El problema de fondo es más grave: ¿los funcionarios que lo promueven lo usarán como vehículo principal? ¿Dejarán la Suburban o el auto de lujo para subirse al “cochecito mexicano” cuando llueva, haya que ir al aeropuerto o surja una emergencia? La brecha entre el discurso triunfal y la realidad del ciudadano común es abismal.

Mientras se gasta en símbolos, miles de mexicanos lidian con transporte público deficiente, gasolina cara y vialidades destruidas. México necesita electromovilidad real, no prototipos para la foto.

¿Quién lo comprará?

Hasta ahora, solo se presentó un prototipo. No está disponible para compra. La producción comercial inicia hasta el verano de 2027, más de un año después del Mundial. No hay miles de unidades rodando, solo promesas. Los datos son claros: bajo costo operativo, pero con limitaciones técnicas que lo condenan a nichos muy específicos de uso urbano plano y corto.

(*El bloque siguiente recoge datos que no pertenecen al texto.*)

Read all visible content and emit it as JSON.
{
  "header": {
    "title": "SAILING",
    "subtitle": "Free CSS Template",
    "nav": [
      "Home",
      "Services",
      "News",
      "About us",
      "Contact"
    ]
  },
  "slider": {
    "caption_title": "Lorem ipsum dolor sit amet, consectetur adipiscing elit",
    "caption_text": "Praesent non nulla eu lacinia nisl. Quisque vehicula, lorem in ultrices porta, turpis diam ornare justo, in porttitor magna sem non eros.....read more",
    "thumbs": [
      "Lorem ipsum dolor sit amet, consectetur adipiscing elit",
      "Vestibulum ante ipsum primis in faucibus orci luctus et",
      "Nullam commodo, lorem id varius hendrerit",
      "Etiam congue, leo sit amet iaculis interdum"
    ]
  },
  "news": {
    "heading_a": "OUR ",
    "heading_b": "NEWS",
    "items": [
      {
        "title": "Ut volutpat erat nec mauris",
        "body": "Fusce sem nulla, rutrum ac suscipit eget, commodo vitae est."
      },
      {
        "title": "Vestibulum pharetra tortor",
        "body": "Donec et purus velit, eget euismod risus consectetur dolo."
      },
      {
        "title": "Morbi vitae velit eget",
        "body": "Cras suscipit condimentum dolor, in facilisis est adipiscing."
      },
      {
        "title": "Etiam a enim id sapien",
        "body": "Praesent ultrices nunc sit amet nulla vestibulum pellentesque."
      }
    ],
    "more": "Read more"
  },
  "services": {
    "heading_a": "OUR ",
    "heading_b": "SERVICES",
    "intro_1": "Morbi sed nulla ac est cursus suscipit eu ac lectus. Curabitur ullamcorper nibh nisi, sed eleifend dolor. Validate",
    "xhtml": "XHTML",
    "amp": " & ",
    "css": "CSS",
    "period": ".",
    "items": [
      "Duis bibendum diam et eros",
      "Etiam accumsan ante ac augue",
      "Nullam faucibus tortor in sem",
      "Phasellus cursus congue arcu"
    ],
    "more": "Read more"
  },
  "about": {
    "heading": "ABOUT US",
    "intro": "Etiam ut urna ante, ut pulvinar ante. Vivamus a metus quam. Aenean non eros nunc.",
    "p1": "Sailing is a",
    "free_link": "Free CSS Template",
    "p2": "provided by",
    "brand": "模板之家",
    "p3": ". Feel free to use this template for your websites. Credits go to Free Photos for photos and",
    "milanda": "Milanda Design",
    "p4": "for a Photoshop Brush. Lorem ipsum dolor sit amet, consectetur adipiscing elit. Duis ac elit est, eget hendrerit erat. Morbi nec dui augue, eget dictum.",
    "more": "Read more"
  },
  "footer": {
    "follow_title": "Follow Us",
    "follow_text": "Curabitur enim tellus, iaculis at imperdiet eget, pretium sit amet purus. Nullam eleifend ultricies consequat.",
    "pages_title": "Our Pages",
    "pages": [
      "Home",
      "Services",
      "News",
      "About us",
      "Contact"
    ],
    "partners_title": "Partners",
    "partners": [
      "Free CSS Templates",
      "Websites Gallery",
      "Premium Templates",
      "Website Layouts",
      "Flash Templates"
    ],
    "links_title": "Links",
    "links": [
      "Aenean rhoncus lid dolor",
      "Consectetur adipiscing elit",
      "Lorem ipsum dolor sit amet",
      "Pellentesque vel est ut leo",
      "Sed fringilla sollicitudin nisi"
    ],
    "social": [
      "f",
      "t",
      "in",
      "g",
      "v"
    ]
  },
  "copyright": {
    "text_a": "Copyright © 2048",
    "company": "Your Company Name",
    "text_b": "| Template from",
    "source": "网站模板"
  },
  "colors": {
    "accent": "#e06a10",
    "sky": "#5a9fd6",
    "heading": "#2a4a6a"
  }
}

No se trata de rechazar la innovación. México merece opciones eléctricas eficientes, honestas y resolutivas. Lo que duele es destinar recursos públicos a un proyecto que, por ahora, genera más memes y dudas que soluciones tangibles. En vez de priorizar infraestructura real —cargadores masivos, mantenimiento de calles, transporte público eléctrico de verdad—, se apuesta por un símbolo que llega tarde y es poco práctico.

El Mundial 2026 será vitrina global. Ojalá no sea el escenario donde exhibamos ante el mundo cómo gastamos millones para producir un carrito que pocos querrán manejar fuera de un circuito cerrado. México merece movilidad digna, no propaganda rodante. Exijamos resultados tangibles, no más promesas de gobierno como la fallida vacuna “Patria”. Veremos.